Maddie hadn’t tried to defend herself unduly or to deny the allegation against her or to acquire things for herself. She’d admitted she’d lost sight of the right way to solve her money problem, that she’d done something wrong and was sorry about it. I felt strongly she wouldn’t fall into that particular trap again. And I had every confidence that even my son would rise to the occasion and be willing to bend a little as they negotiated a settlement.
“Thanks for letting me help you, Grandma,” she said, her voice starting to drift off. “I didn’t mind just sitting there while you keyed everything.”
“So it’s okay if you never get to surf again?”
“Uh-huh.”
That’s when I knew she was actually talking in her sleep.
Chapter 16
I took a cup of tea to the living room, settled on the sofa, and called Skip. It was very common for him to drop in at this hour or even later, but I couldn’t wait to give him the news.

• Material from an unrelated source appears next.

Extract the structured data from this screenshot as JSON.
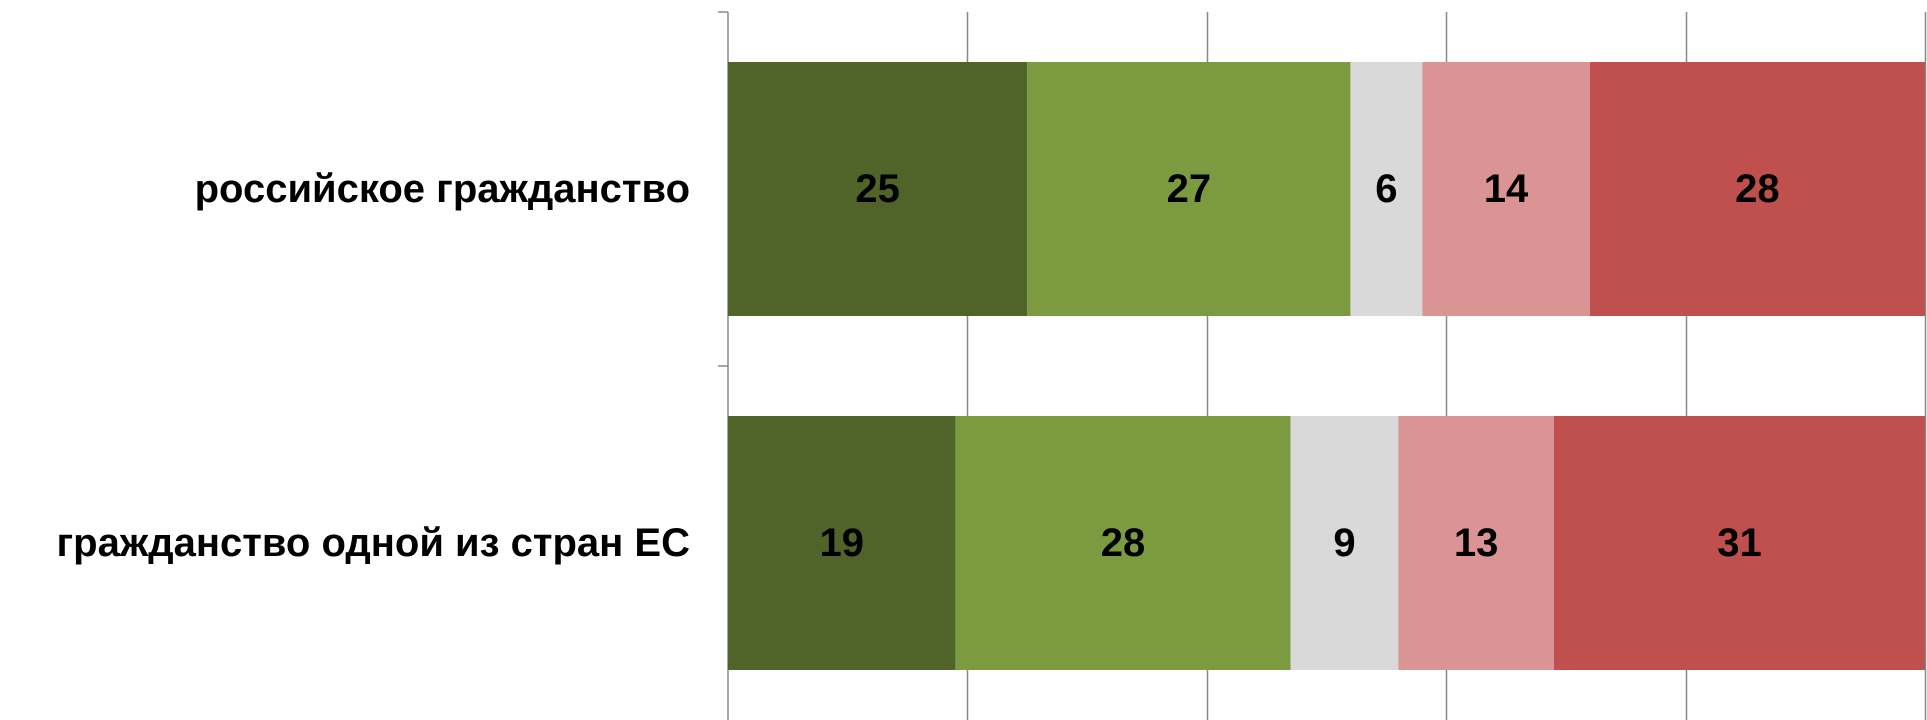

I told him about our evening’s adventure in webcam land, at the same time trying to shore up Esther’s reputation as an eyewitness. “There must be a Caltrans traffic camera at that corner that you can look at,” I said.
“They do freeways. The traffic cameras belong to the city. Lincoln Point operates them at the big intersections in town—all three of them.”
Good to know who was watching as I sailed along Civic Drive or Hanks Road in a hurry for one reason or another. “So, will you look into whose truck that is? I think this is really a key piece of evidence, Skip.”
“You sure this isn’t about finding out if Henry’s cheating on you?” my nephew asked.
“What?” Too late I realized what a poor excuse for a joke Skip had made. But falling-flat humor was so much better than the falling-out we’d had yesterday.